Phillip Honenberger, in an essay called "John Locke and Religious Fundamentalism" (What is Liberalism? 11 July 2005), wrote about the worldwide tensions between Liberalism and what we tend these days to label as Fundamentalism, and then (correctly, I'd say) he identifies Fundamentalism as just another packaging of Authoritarianism (which also travels under the guises of Totalitarianism, Facism, etc.).

This would be merely an empty exercise in taxonomy except for an interesting suggestion that he makes. Liberalism, he asserts, has its foundation in a desire for universal liberty, a basis for liberalism worldwide, whereas Authoritarians (or Fundamentalists) around the world do not share a consistent fundamental philosophy.* Instead, each authoritarian sect claims as its basis the revealed truth (religious or political) of different authorities.

What this means, our author suggests but which I paraphrase, is this: in effect, there are many more liberals worldwide than fundamentalists.

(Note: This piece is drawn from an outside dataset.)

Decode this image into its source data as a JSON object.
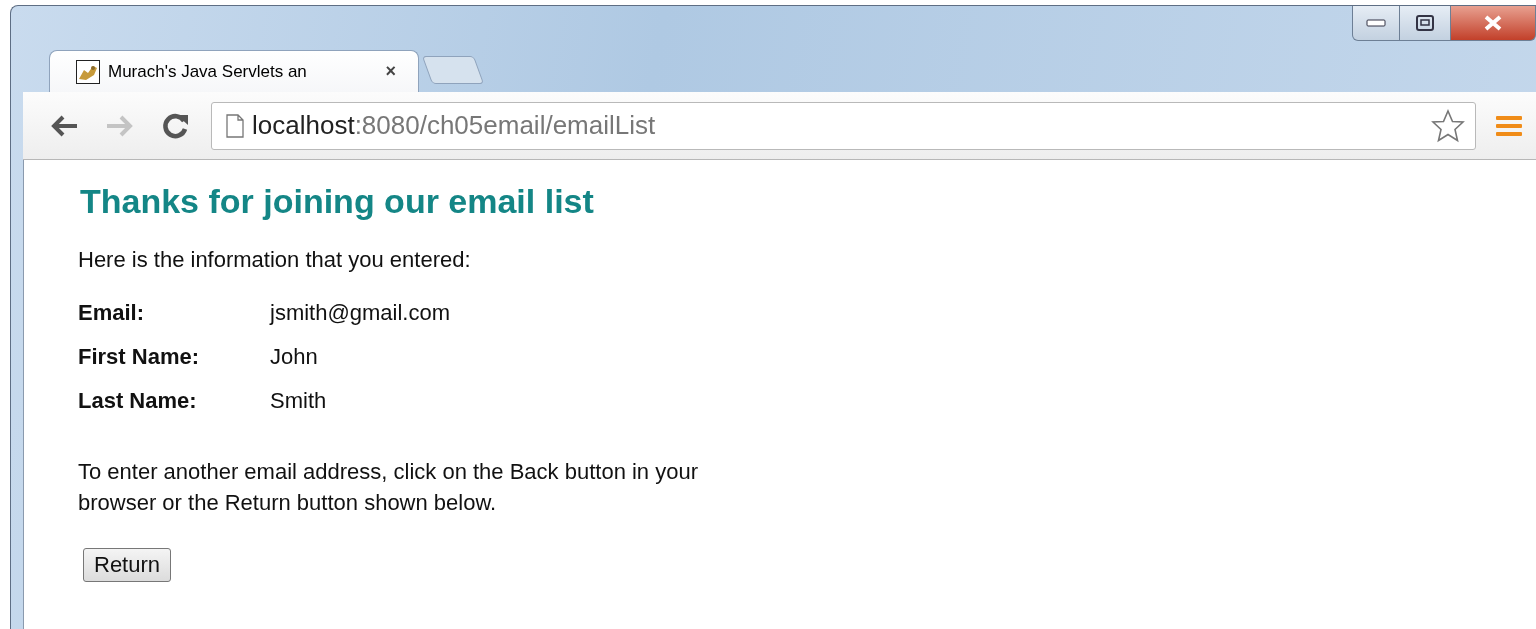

In any "us" against "them" scenario, the number of liberals with a common goal far outweigh the number of fundamentalist who share a common goal, since different flavors of authoritarians follow different authoritative voices, recognizing only their own authority as being absolutely correct. He takes this as a reason for optimism that sooner or later, rational liberalism will prevail over revealed authoritarianism / fundamentalism. One should probably add, that is unless the authoritarians / fundamentalists manage to destroy us all first.

He ends with an interesting quotation from John Locke's "An Essay Concerning Human Understanding", in which Locke proposes an argument that favors rationally derived truth over any "truth" that comes through revelation from authority.

"What I see, I know to be so by the evidence of the thing itself; what I believe, I take to be so upon the testimony of another: but this testimony I must know to be given, or else what ground have I of believing? I must see that it is God that reveals this to me, or else I see nothing. The question then here is, How do I know that God is the revealer of this to me; that this impression is made upon my mind by his Holy Spirit, and that therefore I ought to obey it? If I know not this, how great soever the assurance is that I am possessed with, it is groundless; whatever light I pretend to, it is but enthusiasm… For if I mistake not, these men receive it for true because they presume God revealed it. Does it not then stand upon them to examine upon what grounds they presume it to be a revelation from God?"

Mr. Honenberger claims great success in using this to confound fundamentalists by demanding how they can know that their Bible truly is divinely inspired and not the product of a false authority other than their God? He feels that

By taking our side with reason rather than enthusiam, we liberals have a powerful tool for gaining the ideological upper hand on fundamentalism.

———-
*Oddly, I see that this was already on my mind when I was writing a few days ago my short table comparing "Liberal vs. Conservative". I had put

Liberal: See for yourself
Conservative: Trust me

Perhaps I should more precisely have called it "Liberal vs. Authoritarian".